I am sitting in the AT/AE/AO (called AV/ARM for Avionics and Armament,) shop when I hear that we have a new AT1 coming into the squadron. Thinking that this one has to be worse than the current despotic boob I am working for the only thing I can do at the time is sigh, walk back outside to fight more of the ongoing Vietnam against corrosion. We're constantly taking it apart, cleaning it, and putting it back together. For some strange reason, I expected that as an aviation electronics technician I would be doing more aviation electronics type labor versus the aviation janitorial work than I am currently doing. Jack and I talk about the new AT1 in not so nice terms mainly involving heavy use of superlatives not mentioned in polite conversation. Something along the lines of bone yodeler, moron, fuckhead. You get the idea.
About a week later a slightly large Caucasian man with close-cropped gray hair encased in the prison blue dungaree uniform we all wear is sitting in the shop. This is the new AT1, on first look he appears to be a reasonable sort of cat. This is probably the smartest thing that I have ever come up with.
Some months later Rancid_Pickle and I are sitting in front of his house discussing something that went wrong with the aircraft, thus causing me a considerable amount of frustration. This typically happens when I find something that is out of the ordinary. I spend a few hours banging my head against the radar (there was the time when everything rotated backwards,) or the ADS (damn data bus terminations,) or the BRU-14A bomb racks and the ancient ASQ-165 (racks won't unlock,) armament system. Then there was the constant radar altimeter warning tone that varied with pitch, frequency, and timing depending on which lighting rheostat you turned up or down. Turn the ATO instrument lights up and the thing goes boop, boop, boop, turn the overhead console lights up and you get a much faster boop, boop, boop. Turn the pilot instrument lights up along with the secondary instrument panel lights and you get a peppy beep, beep, beep about four octaves higher than it should have been. That was a dinger. I kept telling them that it was the AFCS (automatic flight control system,) computer. They didn't listen which caused us to shoot wires for three days until someone finally did listen and it turned out that it was the AFCS computer after all. Pickle and I discussed this after the fact and came to the conclusion that my ranting and raving at maintenance control probably did nothing to convince them that I was at all in the right. He says this with the conviction of someone who was in and managed to survive the LAMPS Mk III Penalty Box, separate from the military and find a considerably better job. He also managed to save my ass from prosecution, teach me a huge amount of crap relating to avionics and generally provided me with a direction I was sorely lacking. All of this before getting out and continuing to be one of the best friends that I have had to this day.

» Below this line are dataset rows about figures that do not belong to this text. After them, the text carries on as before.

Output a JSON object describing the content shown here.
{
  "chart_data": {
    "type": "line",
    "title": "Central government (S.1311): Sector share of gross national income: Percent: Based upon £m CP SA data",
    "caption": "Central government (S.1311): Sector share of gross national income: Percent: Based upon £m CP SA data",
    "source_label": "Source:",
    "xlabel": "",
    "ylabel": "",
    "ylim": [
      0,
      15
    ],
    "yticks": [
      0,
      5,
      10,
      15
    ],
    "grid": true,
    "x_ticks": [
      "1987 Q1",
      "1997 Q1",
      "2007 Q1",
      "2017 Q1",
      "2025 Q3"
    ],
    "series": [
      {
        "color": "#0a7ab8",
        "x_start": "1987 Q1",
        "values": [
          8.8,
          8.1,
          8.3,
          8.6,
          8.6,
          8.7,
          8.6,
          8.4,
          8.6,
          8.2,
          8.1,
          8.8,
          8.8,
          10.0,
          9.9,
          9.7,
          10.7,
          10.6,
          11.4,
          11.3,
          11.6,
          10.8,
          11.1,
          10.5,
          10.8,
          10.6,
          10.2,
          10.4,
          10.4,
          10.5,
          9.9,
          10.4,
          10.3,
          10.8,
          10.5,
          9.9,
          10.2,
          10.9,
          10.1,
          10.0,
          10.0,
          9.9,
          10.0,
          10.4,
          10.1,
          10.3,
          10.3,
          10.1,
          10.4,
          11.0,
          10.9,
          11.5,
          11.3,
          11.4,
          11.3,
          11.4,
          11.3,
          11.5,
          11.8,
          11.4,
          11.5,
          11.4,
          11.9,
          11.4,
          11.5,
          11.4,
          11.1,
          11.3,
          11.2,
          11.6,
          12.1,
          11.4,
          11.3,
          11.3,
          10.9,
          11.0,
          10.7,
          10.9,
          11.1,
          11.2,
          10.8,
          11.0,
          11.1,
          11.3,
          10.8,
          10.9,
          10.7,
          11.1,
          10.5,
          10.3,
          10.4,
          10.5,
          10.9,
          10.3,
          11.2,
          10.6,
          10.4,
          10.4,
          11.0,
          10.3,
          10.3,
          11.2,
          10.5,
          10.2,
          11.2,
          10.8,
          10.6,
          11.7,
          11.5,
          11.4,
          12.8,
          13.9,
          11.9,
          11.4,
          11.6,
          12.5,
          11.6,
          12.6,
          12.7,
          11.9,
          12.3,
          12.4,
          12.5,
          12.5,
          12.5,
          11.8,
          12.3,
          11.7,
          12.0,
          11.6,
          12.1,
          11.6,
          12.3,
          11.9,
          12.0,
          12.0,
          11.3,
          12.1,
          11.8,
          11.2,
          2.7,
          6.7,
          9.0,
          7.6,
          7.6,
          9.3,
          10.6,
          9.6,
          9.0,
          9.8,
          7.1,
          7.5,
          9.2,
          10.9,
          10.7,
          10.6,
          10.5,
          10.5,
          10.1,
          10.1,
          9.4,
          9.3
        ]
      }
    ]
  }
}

He and I talk about a great number of things. Computer security is a favorite topic, along with anime, food, what is going on at work, what his kids are up to these days, my frustrations with the Navy, etc. Pickle and my former roommate Pheel, Velleity, Courtney, my brother Latent and I form a society of geeks that sit in what was once the greatest coffee house in all of San Diego. We consume coffee, we make a mockery of social issues, we acquire huge amounts of dead tech from various places and then proceed to fiddle with it over bowl sized cups of bean soup. This is good for awhile.
Eventually the six of us split and go our separate ways with the exception of Pickle and I who continue to consume huge amounts of coffee while I attempt to teach myself IP subnetting and other nuances of technology. During this time he helps with the process by pointing out where I am going wrong with one thing or another and providing a great deal of assistance with other problems.
Later on Pickle moves to Colorado while I am floating somewhere off of Japan, I come home and find that things are slightly different with him gone. Later on or tomorrow I will pick up the phone and begin whining about a Penguin missile rack that did not want to accept aircraft power. The conversation will run for a few minutes and then I have a few questions about RF theory for him, after that we'll just babble on as we usually do with little or no apparent point. To this day, I know that I can still call and talk to him and find all of our history on the other end. Rancid_Pickle is my mentor, the editor of a vast majority of what I write, and most of all my friend.
LOOK KIDS! AN INSIDE JOKE!
Daewoo did not force me to write this. This node is not actually the work of one of their nefarious agents. I swear.
Another super-random nodeshell rescue.